After lengthy legal wrangling and the cross-examination of various witnesses, including a French medical man who had supposedly examined the Chevalier’s body but unfortunately could not speak any English,
Lord Mansfield, with his usual delicacy of precision, expressed his abhorrence of the whole transaction, and the more so, their bringing it into a Court of Justice, when it might have been better settled elsewhere, wishing it had been in his power, in concurrency with the Jury, to have made both parties lose; but as the law has not expressly prohibited it, and the wager was laid, the question before them was,
Who had won?
His Lordship observed, that the indecency of the proceeding arose more from the unnecessary questions asked, than from the case itself; that the witnesses had declared they perfectly knew the Chevalier D’Eon to be a woman; if she is not a woman, they are certainly perjured; there was, therefore, no need of enquiring how and by what methods they knew it, which was all the indecency.
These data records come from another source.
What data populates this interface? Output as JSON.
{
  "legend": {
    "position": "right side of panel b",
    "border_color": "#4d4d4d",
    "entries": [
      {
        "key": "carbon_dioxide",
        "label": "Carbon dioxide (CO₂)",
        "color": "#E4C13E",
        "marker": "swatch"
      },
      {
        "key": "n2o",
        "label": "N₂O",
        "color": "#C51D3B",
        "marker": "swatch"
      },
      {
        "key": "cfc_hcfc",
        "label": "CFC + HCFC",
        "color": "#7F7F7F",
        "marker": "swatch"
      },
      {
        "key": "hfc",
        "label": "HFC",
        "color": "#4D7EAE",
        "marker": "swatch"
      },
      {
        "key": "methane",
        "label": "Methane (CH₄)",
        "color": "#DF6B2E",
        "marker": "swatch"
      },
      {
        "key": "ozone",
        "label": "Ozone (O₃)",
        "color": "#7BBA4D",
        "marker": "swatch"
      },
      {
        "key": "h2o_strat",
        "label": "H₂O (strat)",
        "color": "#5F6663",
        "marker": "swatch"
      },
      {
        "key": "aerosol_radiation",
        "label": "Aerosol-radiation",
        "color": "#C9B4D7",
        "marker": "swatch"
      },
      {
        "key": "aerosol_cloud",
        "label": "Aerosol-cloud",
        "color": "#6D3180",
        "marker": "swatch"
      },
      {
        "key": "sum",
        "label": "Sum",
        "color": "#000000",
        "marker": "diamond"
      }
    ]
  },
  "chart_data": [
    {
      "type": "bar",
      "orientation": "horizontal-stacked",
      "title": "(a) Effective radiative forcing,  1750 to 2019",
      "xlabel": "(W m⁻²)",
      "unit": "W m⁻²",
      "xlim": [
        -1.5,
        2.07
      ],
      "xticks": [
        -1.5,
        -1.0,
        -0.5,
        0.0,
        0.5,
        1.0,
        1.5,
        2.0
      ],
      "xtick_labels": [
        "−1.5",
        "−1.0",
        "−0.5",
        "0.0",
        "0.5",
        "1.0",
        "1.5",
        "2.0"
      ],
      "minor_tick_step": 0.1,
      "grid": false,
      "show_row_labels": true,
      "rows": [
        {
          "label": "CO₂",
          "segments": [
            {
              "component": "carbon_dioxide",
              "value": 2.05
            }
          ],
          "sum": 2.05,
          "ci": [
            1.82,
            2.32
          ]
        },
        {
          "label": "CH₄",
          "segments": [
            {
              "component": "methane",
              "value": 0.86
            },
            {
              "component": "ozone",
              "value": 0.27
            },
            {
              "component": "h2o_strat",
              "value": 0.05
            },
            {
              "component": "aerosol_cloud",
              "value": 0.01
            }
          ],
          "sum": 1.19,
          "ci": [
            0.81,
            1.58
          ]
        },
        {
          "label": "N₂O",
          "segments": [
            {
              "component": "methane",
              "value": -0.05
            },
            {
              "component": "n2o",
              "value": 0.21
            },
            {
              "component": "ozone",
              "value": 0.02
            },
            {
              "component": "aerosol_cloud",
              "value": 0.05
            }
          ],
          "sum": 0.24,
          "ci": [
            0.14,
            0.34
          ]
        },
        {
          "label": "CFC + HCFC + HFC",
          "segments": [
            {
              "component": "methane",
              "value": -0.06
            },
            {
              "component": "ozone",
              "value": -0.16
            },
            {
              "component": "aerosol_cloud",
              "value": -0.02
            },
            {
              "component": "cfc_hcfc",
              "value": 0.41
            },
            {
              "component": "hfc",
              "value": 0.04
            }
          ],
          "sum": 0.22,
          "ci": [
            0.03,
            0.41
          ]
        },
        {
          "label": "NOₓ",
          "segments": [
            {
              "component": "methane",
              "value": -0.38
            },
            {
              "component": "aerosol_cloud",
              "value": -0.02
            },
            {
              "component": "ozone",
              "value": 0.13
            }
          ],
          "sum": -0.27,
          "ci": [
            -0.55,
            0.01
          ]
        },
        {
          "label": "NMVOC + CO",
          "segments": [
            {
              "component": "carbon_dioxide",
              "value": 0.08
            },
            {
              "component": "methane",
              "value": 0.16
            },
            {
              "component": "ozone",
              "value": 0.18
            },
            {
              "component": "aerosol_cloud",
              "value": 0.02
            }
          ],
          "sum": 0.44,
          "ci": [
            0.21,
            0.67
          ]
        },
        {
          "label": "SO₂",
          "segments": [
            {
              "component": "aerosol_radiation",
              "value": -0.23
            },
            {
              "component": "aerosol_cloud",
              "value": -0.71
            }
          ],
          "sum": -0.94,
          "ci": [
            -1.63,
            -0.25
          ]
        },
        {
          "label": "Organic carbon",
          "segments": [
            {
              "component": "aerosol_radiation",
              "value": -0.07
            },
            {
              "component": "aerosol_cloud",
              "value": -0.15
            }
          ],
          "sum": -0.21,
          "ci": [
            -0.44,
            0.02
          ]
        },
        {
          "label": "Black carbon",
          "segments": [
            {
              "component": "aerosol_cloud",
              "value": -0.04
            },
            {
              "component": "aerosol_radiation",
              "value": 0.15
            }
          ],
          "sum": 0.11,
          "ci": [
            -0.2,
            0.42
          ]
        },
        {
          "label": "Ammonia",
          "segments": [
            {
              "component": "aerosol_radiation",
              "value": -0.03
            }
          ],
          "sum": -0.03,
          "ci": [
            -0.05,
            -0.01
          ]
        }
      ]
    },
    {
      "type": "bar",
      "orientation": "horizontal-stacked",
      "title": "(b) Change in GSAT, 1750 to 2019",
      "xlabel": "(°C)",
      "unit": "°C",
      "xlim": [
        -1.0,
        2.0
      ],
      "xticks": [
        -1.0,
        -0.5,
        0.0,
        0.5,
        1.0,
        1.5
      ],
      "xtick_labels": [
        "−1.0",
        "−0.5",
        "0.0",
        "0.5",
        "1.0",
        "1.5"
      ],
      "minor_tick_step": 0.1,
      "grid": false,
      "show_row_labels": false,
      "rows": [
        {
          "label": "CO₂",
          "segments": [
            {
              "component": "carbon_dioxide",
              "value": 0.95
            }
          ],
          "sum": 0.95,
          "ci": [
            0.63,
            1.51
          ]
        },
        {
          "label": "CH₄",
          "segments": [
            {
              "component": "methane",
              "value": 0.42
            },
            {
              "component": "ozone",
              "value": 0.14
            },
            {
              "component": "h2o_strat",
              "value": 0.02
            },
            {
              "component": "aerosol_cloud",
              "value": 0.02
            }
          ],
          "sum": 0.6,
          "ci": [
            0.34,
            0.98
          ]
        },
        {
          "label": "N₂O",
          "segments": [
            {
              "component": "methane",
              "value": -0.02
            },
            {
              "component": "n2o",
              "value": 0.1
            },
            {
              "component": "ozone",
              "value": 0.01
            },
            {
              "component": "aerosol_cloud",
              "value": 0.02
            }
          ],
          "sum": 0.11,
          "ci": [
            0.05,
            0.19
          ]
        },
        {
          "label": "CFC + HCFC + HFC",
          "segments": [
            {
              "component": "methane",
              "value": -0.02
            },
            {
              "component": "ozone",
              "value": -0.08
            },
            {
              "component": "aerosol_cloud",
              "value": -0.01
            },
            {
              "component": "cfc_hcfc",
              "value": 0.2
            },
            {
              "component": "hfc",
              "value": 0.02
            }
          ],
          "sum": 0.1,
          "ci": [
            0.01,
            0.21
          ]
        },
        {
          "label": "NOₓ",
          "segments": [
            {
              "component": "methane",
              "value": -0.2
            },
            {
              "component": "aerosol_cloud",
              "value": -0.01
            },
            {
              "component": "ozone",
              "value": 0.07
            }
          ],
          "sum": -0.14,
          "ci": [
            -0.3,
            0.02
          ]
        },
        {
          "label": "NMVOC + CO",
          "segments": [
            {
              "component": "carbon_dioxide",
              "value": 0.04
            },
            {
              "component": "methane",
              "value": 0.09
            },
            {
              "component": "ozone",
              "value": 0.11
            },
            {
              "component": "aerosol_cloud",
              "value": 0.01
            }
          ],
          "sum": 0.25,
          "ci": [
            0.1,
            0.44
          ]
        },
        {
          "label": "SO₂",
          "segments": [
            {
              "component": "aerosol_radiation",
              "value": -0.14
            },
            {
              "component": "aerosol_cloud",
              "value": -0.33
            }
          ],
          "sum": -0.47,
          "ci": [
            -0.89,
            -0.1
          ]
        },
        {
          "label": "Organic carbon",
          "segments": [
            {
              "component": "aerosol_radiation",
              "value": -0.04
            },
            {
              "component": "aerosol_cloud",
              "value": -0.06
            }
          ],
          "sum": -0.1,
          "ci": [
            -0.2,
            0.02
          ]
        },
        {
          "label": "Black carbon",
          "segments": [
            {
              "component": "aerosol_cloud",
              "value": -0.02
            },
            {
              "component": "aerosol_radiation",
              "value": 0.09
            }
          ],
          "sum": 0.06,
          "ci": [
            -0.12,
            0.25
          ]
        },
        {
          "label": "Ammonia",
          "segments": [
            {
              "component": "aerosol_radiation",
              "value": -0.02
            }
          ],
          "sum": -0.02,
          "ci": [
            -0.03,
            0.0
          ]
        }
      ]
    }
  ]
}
He then told an anecdote about a wager for £100 entered into by two gentlemen in his own presence, regarding the dimensions of the celebrated statue the Venus de’ Medici. His ‘facetious, pointed’ manner of telling the story ‘set the whole Court, which was very full, in one universal fit of hearty laughter and good humour, beyond all that the indelicate part of the trial had done’. He then found for the Plaintiff.
The Chevalier d’Eon spent the rest of his life in England, conducting public fencing matches dressed in women’s clothing. When he died in 1810 it was discovered that, though his body had certain female attributes, it also had the all-important male one. So, strictly speaking, Mansfield had got it wrong, but in very delicate circumstances he had managed to deliver a skilled judgement that enhanced respect for both himself and the legal process. We can imagine a very jolly evening back home in Bloomsbury when he regaled the household with the story of his day. Deciding on a wager involving a transvestite must have been light relief from the complex insurance cases to which he devoted so much of his time on the King’s Bench – let alone the great question of the legal status of slaves in England.